If your _cloned_ Vista drive refuses to boot with a
"winload.exe is missing or corrupt" message, you
might need to change the BCD store.
"

It's simply not a "full service" utility. It requires manual
fiddling as described in the FAQ. Still, in a pinch, you
can use that to get the job done. But you can't "clone n' shrink".
That capability is not there. No amount of fiddling will make
it do that on its own.
So my advice would be to simply avoid it. There are quite a few other
solutions out there that are apparently much more refined.
 
C

Char Jackson

To support what you said: although I only mentioned Macrium when I
talked about successfully cloning to a smaller partition earlier in the
thread, I have also done the same with EaseUS and with Casper.
Yep, those are popular examples, as well as Acronis True Image. Thanks.
 
C

Char Jackson

Sometimes, you don't want the type of copying that "dd" does, because
perhaps you know some malware or rootkit is taking advantage of the
flaky design of these storage containers.
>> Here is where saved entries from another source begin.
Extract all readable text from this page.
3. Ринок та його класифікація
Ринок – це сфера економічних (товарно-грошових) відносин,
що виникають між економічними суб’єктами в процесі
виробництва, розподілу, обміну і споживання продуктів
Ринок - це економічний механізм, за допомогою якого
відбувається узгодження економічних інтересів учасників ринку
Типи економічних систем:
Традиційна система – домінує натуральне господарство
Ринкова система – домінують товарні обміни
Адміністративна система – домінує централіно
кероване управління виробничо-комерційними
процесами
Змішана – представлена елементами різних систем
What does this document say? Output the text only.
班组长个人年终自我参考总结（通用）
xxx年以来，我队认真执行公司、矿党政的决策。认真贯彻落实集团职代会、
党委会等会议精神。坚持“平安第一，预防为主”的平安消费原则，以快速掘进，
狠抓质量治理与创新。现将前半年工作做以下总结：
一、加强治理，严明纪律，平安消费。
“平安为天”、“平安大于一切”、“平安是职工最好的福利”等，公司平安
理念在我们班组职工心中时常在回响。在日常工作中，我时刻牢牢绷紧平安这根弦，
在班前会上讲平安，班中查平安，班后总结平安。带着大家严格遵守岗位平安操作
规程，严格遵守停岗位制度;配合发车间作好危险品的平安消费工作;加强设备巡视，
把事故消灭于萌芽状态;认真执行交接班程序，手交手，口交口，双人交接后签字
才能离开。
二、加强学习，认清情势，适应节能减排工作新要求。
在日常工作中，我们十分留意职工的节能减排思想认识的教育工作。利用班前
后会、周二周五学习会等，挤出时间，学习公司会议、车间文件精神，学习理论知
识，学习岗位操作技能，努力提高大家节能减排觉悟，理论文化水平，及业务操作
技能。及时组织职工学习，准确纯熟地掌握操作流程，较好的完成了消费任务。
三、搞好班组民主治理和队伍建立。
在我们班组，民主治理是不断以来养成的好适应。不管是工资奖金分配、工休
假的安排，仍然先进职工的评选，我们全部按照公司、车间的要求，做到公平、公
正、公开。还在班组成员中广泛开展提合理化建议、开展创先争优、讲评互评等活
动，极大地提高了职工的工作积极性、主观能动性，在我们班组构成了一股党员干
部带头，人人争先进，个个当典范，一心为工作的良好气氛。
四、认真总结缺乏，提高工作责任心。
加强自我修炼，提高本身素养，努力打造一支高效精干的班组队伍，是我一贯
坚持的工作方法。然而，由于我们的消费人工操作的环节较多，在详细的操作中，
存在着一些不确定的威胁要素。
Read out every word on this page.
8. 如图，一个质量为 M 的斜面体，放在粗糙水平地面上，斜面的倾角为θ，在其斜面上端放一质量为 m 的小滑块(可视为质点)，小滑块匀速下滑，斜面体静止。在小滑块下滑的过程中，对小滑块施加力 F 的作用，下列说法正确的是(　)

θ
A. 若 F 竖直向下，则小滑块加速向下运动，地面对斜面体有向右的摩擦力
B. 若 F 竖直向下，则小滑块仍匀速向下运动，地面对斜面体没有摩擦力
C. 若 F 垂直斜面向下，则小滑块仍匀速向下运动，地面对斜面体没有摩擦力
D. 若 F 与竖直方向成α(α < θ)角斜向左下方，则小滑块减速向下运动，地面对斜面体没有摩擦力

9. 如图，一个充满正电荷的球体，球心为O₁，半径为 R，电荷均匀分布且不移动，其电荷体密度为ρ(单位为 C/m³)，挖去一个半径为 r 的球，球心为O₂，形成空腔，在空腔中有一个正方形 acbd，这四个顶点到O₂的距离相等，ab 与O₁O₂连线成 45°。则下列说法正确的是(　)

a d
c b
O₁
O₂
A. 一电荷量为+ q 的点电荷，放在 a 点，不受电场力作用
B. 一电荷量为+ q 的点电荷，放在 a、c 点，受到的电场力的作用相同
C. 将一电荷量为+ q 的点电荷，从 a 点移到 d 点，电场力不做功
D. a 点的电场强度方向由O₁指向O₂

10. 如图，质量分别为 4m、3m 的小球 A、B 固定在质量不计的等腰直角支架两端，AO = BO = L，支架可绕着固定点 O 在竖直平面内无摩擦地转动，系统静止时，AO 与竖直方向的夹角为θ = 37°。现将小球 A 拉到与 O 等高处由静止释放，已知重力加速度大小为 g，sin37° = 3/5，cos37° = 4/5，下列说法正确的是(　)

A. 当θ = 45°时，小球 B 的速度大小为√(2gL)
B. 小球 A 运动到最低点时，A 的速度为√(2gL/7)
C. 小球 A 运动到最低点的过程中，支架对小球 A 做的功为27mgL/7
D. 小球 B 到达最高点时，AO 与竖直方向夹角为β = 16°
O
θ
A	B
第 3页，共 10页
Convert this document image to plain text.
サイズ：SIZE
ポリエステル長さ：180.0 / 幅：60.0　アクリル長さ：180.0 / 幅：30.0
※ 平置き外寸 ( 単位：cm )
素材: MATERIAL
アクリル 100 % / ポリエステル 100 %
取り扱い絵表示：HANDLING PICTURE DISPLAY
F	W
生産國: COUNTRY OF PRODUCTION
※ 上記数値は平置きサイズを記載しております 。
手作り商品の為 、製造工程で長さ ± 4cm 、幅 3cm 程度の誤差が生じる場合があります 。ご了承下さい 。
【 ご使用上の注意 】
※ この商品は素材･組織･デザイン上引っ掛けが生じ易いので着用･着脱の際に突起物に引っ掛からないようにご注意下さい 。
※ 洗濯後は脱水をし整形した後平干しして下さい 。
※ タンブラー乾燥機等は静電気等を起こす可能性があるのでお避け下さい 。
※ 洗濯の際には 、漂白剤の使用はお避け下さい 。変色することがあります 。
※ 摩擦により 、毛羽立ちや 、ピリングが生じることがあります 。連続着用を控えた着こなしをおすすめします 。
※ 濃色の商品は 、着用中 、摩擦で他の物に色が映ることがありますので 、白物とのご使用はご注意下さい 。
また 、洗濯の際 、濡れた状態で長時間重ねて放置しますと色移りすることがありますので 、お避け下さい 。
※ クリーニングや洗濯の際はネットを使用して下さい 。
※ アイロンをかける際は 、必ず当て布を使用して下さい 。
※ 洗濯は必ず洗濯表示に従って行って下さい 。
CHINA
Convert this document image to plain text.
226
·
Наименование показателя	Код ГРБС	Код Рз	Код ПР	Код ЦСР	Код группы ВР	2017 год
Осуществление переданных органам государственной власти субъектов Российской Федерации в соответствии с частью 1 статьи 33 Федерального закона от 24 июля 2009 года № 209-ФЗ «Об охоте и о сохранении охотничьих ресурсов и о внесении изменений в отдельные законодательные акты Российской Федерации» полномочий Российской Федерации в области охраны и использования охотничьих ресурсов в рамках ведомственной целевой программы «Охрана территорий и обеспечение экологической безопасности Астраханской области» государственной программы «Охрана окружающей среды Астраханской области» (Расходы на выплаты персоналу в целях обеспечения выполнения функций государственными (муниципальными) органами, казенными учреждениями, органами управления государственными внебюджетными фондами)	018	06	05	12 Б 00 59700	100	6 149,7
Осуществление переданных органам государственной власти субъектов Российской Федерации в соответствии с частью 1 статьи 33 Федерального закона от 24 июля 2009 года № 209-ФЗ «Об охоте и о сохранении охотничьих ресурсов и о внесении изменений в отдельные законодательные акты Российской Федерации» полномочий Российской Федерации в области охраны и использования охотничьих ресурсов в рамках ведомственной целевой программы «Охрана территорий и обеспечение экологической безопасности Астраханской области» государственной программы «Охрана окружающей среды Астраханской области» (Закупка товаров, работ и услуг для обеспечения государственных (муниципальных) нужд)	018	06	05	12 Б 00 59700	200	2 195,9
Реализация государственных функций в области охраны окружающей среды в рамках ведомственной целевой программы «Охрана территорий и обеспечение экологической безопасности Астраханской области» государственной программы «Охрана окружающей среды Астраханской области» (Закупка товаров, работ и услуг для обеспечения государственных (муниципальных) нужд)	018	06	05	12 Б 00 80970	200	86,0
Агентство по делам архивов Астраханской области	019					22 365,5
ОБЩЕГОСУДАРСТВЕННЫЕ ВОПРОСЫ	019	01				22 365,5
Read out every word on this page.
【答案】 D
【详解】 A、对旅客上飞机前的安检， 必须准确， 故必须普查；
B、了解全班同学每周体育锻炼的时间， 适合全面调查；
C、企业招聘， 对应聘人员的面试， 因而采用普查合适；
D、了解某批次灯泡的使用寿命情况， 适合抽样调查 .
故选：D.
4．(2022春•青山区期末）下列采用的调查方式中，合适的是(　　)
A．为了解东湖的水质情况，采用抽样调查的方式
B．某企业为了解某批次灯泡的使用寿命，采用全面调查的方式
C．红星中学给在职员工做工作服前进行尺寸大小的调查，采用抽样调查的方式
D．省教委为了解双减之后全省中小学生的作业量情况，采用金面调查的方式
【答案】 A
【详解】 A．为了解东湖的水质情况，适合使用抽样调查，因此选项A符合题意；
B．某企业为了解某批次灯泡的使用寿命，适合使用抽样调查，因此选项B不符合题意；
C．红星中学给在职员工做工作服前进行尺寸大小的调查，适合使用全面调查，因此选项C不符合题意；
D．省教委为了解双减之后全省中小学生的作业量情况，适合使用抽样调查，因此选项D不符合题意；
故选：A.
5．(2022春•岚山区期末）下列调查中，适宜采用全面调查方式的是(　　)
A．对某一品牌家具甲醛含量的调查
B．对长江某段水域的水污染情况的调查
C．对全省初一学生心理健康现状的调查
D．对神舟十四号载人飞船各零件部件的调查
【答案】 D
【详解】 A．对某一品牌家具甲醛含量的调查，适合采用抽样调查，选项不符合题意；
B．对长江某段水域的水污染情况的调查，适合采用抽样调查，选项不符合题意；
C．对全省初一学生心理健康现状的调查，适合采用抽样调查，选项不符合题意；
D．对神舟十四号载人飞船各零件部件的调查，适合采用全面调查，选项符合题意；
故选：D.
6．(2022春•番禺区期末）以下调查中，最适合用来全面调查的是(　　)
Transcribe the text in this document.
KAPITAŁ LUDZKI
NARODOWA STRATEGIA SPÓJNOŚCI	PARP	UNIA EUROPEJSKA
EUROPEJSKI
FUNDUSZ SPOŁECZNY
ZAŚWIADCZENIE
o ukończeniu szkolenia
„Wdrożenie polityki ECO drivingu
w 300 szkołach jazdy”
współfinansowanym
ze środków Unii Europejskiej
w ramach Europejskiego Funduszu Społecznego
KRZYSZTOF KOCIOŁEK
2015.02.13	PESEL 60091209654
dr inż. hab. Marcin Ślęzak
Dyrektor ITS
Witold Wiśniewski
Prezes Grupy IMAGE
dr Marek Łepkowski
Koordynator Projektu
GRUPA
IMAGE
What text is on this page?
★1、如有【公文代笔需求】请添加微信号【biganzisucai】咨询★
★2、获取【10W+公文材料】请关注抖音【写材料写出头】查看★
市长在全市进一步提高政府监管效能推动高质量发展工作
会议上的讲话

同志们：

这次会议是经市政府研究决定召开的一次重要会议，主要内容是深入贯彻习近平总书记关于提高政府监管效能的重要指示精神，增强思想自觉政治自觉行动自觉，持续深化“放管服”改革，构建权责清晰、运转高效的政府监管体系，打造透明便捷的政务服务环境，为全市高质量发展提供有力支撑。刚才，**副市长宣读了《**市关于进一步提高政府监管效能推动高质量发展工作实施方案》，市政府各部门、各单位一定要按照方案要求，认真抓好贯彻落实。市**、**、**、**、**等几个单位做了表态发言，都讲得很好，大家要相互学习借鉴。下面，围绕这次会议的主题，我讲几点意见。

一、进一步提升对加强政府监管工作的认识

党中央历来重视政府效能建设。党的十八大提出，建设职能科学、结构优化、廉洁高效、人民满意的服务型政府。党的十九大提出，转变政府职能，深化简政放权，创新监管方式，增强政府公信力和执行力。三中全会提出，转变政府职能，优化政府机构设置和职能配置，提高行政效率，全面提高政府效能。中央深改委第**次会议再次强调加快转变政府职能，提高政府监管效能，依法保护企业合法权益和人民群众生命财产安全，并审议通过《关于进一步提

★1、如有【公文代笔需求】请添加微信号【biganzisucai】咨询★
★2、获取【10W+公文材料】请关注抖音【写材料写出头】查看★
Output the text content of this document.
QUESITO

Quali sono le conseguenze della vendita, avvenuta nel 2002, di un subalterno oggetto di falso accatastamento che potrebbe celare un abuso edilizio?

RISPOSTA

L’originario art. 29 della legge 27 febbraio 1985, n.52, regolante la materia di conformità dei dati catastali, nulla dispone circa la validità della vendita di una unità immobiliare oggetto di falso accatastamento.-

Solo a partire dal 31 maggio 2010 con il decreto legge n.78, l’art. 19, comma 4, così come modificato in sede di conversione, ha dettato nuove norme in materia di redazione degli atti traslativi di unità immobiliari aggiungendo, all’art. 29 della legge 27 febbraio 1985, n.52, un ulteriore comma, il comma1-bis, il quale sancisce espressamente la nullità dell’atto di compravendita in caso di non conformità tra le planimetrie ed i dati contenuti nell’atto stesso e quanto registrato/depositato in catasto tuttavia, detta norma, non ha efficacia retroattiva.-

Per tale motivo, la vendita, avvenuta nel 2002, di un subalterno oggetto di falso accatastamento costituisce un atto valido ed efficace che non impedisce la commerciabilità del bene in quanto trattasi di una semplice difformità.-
And you seek to "filter off
unofficially stored information". Perhaps if some expensive piece of
software stops working, that is less important than if the malware can
be eliminated, by using Macrium to copy just the officially
occupied clusters (as noted in $MFT).
I haven't heard of a legitimate application storing a license key or other
data in a 'hidden' sector since about the late 1980's. I'm not saying no one
does it anymore, but I don't think it's nearly as common as it once was, and
even back then it wasn't at all common.